For Logan Black, Jaiven Rodriguez and Zair al Ruyi, New York City is spread out before them like the Garden of Eden…and no one knows the sweet taste of forbidden fruit better than America’s most ruthless billionaires! Jaded and cynical, with a darkness that threatens to consume them whole, they think they’ve seen it all. But temptation has something new in store for each of them…
In Part One of The Billionaire’s Intern, Addison Treffen finds herself working for Logan Black—the notorious billionaire who literally came back from the dead. She might think she’s found a safe haven from the shocking scandal surrounding her family, but has she really?
The Billionaire’s Intern - Part 1
Maisey Yates
www.millsandboon.co.uk
To Caitlin and Kate, for being amazing partners in crime on this series. You made things that were hard feel much easier. I’m so thankful for your talent, your generosity and your friendship. Love you both.
The Forbidden Series
Billionaires who can look, but shouldn’t touch!
The Billionaire’s Intern
Part One
For Logan Black, Jaiven Rodriguez and royal Zair al Ruyi, New York is spread out before them like the Garden of Eden…and no one knows the sweet taste of forbidden fruit better than America’s most ruthless billionaires!

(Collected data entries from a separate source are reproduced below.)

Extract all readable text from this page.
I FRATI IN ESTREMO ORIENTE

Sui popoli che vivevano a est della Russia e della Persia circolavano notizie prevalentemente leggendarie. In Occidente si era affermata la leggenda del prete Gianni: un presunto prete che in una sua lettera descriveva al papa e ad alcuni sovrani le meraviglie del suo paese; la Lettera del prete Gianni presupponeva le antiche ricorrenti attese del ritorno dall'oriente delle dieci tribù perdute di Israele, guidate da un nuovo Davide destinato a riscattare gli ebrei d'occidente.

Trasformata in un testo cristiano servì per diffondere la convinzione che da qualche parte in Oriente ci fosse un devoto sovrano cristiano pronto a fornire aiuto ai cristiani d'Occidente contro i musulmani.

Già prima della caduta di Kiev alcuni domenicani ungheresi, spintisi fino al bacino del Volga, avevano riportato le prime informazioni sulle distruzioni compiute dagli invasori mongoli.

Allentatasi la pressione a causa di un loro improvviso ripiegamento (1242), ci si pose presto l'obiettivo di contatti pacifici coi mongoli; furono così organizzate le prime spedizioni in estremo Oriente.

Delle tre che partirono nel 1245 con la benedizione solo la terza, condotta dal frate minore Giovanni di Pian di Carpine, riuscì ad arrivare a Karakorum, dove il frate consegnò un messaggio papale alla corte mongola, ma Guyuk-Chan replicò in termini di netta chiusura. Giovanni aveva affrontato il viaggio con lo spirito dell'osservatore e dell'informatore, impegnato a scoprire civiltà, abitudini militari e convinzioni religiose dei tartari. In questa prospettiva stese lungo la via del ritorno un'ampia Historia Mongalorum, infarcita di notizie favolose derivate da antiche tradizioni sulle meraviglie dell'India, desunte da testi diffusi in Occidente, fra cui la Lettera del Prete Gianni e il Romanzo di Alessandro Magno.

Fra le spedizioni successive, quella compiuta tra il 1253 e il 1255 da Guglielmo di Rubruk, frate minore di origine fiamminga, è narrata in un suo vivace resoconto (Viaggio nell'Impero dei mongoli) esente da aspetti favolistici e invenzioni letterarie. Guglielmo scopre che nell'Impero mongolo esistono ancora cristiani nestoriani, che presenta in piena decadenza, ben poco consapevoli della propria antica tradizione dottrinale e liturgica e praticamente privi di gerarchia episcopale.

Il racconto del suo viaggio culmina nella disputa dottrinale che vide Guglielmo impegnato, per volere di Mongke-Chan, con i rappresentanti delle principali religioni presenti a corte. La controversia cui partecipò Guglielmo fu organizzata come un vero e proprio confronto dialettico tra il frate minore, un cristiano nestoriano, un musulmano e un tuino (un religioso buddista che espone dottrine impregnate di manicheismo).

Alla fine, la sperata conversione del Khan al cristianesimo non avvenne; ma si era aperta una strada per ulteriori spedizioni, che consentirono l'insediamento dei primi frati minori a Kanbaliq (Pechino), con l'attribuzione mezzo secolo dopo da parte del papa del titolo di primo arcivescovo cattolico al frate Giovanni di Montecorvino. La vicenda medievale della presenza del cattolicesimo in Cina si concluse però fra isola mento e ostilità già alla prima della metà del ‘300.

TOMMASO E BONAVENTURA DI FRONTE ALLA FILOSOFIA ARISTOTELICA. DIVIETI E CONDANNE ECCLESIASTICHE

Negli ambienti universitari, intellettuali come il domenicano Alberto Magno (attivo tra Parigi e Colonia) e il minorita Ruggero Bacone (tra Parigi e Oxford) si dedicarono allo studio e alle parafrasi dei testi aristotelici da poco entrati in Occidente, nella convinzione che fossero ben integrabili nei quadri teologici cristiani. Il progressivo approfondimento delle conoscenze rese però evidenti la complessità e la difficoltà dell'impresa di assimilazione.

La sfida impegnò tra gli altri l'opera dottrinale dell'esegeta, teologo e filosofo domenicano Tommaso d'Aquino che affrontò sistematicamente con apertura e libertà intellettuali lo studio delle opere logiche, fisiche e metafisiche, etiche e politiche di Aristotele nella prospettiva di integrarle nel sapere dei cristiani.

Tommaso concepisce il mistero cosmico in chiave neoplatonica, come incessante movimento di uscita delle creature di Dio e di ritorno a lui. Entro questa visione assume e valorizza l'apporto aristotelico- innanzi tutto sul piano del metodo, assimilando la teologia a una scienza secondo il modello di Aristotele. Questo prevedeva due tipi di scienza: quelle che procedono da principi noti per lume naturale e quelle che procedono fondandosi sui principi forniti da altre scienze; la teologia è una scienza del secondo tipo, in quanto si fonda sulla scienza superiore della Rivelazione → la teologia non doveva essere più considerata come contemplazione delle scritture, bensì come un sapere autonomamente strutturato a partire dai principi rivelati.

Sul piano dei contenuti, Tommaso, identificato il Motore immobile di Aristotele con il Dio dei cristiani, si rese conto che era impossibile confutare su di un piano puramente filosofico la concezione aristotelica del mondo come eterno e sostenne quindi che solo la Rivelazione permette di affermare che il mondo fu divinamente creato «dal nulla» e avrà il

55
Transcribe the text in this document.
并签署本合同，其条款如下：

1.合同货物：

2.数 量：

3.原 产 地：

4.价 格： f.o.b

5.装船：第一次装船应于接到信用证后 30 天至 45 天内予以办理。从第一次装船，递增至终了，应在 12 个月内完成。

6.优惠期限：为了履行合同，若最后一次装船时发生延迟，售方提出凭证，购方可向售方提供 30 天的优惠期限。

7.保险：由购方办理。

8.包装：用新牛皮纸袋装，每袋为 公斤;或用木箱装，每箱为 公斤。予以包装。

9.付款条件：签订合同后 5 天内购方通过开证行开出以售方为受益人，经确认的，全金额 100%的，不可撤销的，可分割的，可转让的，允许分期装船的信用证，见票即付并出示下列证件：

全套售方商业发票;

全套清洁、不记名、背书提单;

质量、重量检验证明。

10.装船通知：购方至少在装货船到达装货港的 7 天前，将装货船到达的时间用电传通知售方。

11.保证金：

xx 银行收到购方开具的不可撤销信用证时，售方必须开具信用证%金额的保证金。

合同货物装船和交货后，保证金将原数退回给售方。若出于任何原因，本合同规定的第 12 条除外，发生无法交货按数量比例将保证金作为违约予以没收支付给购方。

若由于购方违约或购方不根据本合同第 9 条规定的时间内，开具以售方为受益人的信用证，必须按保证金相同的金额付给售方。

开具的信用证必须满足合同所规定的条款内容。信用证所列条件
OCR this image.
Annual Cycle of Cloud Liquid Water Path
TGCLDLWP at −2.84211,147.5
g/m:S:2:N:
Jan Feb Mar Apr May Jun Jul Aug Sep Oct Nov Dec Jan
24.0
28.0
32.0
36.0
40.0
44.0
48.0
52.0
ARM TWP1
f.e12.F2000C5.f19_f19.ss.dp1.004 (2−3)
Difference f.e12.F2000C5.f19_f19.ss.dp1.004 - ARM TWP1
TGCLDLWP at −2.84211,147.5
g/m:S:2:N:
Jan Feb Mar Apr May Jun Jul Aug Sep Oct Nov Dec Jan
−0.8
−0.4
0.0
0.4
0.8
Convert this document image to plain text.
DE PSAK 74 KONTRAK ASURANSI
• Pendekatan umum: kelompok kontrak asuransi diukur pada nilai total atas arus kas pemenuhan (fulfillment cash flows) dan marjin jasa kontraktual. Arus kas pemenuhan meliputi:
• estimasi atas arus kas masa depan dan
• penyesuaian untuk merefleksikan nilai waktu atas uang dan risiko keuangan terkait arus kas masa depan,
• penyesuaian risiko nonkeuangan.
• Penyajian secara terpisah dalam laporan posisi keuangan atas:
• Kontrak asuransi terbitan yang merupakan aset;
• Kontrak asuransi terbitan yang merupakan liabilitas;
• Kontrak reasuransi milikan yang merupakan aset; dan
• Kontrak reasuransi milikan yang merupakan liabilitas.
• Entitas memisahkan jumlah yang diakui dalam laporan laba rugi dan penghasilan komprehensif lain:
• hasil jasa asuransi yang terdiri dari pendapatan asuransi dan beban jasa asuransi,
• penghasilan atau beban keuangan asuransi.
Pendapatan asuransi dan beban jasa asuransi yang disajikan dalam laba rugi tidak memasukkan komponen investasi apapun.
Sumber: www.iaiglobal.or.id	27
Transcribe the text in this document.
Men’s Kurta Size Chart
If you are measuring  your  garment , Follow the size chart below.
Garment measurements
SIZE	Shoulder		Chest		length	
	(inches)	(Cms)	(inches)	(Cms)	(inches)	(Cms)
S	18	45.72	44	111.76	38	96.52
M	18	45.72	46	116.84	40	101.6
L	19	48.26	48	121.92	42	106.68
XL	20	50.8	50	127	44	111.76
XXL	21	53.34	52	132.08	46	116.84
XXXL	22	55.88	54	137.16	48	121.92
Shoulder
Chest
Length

Jaded, cynical, with a darkness that threatens to consume them whole, they each think they’ve seen it all. But temptation has something new in store for each of them…
Three women united in one goal—to find their missing friend—are about to cross the paths of these ultimate bad boys. And it won’t be long before they are enslaved to an impossible desire.
When Addison finds herself working for Logan Black—the notorious billionaire who literally came back from the dead—she thinks it’s a safe haven from the shocking scandal surrounding her family. Little did she know that she’s about to get very personal with her billionaire boss!
Contents
Chapter One
Well, really, things just couldn’t get much worse. Addison sat in her older brother’s office, numbness wrapping itself around her like a heavy blanket.
She was officially banned from her sorority, not that she cared much, since school was awful just at the moment, as was her sorority. But still, leaving of her own accord would’ve hurt a lot less.
They hadn’t exactly said the word banned, but the sorority’s president had made it abundantly clear that Addison’s presence was a “distraction.” And that links to “prostitution” and “snipers” were not exactly fitting with the relaxing environment of sisterhood and education they were so striving for.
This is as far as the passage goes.